Young was perhaps the most significant inside player among this largely unheralded vanguard of freedom fighters. Trained as a social worker, he used his pragmatic problem-solving and people skills to gain access to corporate boardrooms and the White House to advance the case for equality as a good thing for America. Though famous in his time, his work was overshadowed by that of Martin Luther King Jr., who remains the enduring face of the movement.
Boswell says she fixed on doing the film after speaking at a Whitney Young health center in 2002 and reflecting on how her uncle’s diplomatic approach to facilitating compromise amid the tumultuous ’60s could be instructive for leaders negotiating our own ultra partisan, divisive times.
“I was concerned America was continuing to engage in overseas wars and the gap between rich and poor was widening, and I was like, Can’t we do better? Then as I studied the role he played as a mediator and a bridge-builder I thought, This is exactly the kind of person we need to have as a role model and more people need to know his story so he really can be that role model.”
What does she imagine Young would make of America today?
“I think he would be gratified and also disappointed. I think we’ve clearly made a lot of progress in many areas. We have a lot of work to do for true equity and we should be about continuing that job. I think he would want us to be picking up the baton that others left.”
Boswell says viewers would do well to remember that both MLK and Young challenged America to live up to its larger ideal of creating a better America.
“It went far beyond race, it was about the beloved community, the just society, our democracy, so we have to continue that work.”
The documentary is also extremely personal. Boswell’s early rearing came at the hands of her uncle’s and mother’s parents at the Lincoln Institute in Kentucky, where her grandfather was principal. She learned the same values her grandparents taught them. As a girl she adored her uncle but as a afro-wearing young woman caught up in Black Power fervor she favored the militancy of Stokely Carmichael to the diplomacy of Whitney Young. Her film makes clear the movement required many approaches to affect needed change.

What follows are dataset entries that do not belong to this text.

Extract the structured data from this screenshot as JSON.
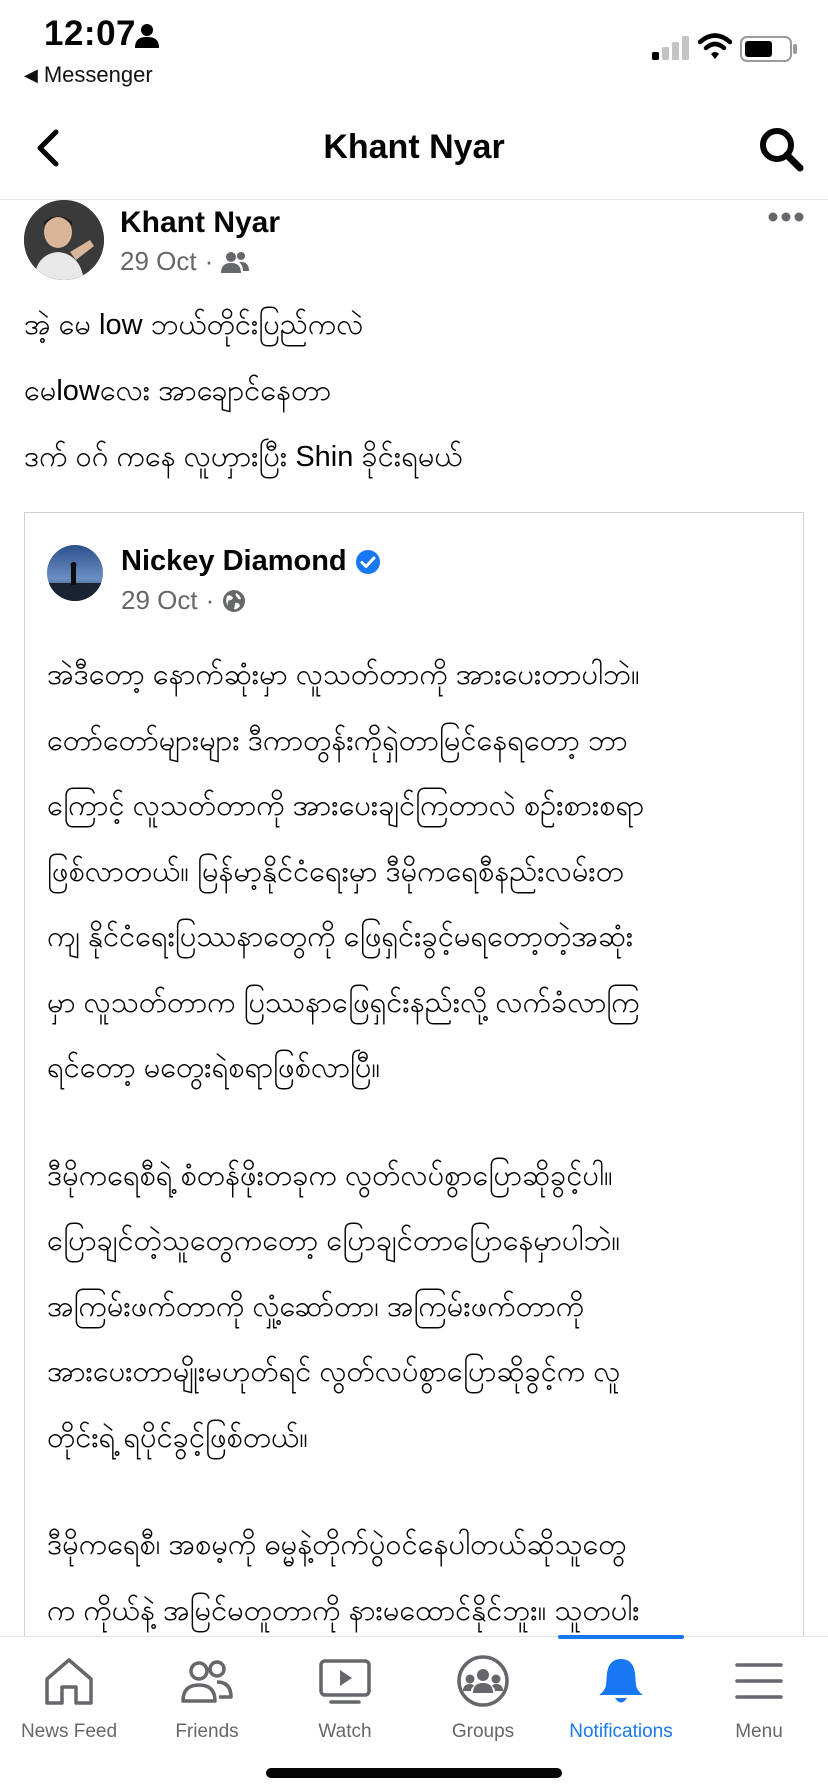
{
  "status_bar": {
    "time": "12:07",
    "back_app": "Messenger"
  },
  "header": {
    "title": "Khant Nyar"
  },
  "post": {
    "author": "Khant Nyar",
    "date": "29 Oct",
    "meta_separator": "·",
    "audience_icon": "friends-icon",
    "lines": [
      "အဲ့ မေ low ဘယ်တိုင်းပြည်ကလဲ",
      "မေlowလေး အာချောင်နေတာ",
      "ဒက် ဝဂ် ကနေ လူဟှားပြီး Shin ခိုင်းရမယ်"
    ]
  },
  "shared_post": {
    "author": "Nickey Diamond",
    "verified_icon": "verified-badge-icon",
    "date": "29 Oct",
    "meta_separator": "·",
    "audience_icon": "globe-icon",
    "paragraphs": [
      [
        "အဲဒီတော့ နောက်ဆုံးမှာ လူသတ်တာကို အားပေးတာပါဘဲ။",
        "တော်တော်များများ ဒီကာတွန်းကိုရှဲတာမြင်နေရတော့ ဘာ",
        "ကြောင့် လူသတ်တာကို အားပေးချင်ကြတာလဲ စဉ်းစားစရာ",
        "ဖြစ်လာတယ်။ မြန်မာ့နိုင်ငံရေးမှာ ဒီမိုကရေစီနည်းလမ်းတ",
        "ကျ နိုင်ငံရေးပြဿနာတွေကို ဖြေရှင်းခွင့်မရတော့တဲ့အဆုံး",
        "မှာ လူသတ်တာက ပြဿနာဖြေရှင်းနည်းလို့ လက်ခံလာကြ",
        "ရင်တော့ မတွေးရဲစရာဖြစ်လာပြီ။"
      ],
      [
        "ဒီမိုကရေစီရဲ့ စံတန်ဖိုးတခုက လွတ်လပ်စွာပြောဆိုခွင့်ပါ။",
        "ပြောချင်တဲ့သူတွေကတော့ ပြောချင်တာပြောနေမှာပါဘဲ။",
        "အကြမ်းဖက်တာကို လှုံ့ဆော်တာ၊ အကြမ်းဖက်တာကို",
        "အားပေးတာမျိုးမဟုတ်ရင် လွတ်လပ်စွာပြောဆိုခွင့်က လူ",
        "တိုင်းရဲ့ ရပိုင်ခွင့်ဖြစ်တယ်။"
      ],
      [
        "ဒီမိုကရေစီ၊ အစမ့ကို ဓမ္မနဲ့တိုက်ပွဲဝင်နေပါတယ်ဆိုသူတွေ",
        "က ကိုယ်နဲ့ အမြင်မတူတာကို နားမထောင်နိုင်ဘူး။ သူတပါး"
      ]
    ]
  },
  "bottom_nav": {
    "items": [
      {
        "label": "News Feed",
        "icon": "home-icon",
        "active": false
      },
      {
        "label": "Friends",
        "icon": "friends-icon",
        "active": false
      },
      {
        "label": "Watch",
        "icon": "watch-icon",
        "active": false
      },
      {
        "label": "Groups",
        "icon": "groups-icon",
        "active": false
      },
      {
        "label": "Notifications",
        "icon": "bell-icon",
        "active": true
      },
      {
        "label": "Menu",
        "icon": "menu-icon",
        "active": false
      }
    ]
  },
  "colors": {
    "accent": "#1877f2",
    "text": "#050505",
    "secondary_text": "#65676b",
    "inactive_icon": "#65676b"
  }
}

As a middle-aged woman today, she says, “I certainly have come to appreciate Whitney’s role and the subtleties of things he was dealing with that I didn’t have the maturity to really understand. I was much more emotional about discrimination, period. He grew up in a time when you couldn’t afford to be so emotional and I didn’t understand that. I can definitely appreciate his legacy more today.”
The civil rights champion’s name adorns schools, organizations and empowerment programs around the nation. In Omaha the Urban League of Nebraska’s Whitney Young Jr. Academy offers life and career skills to youths.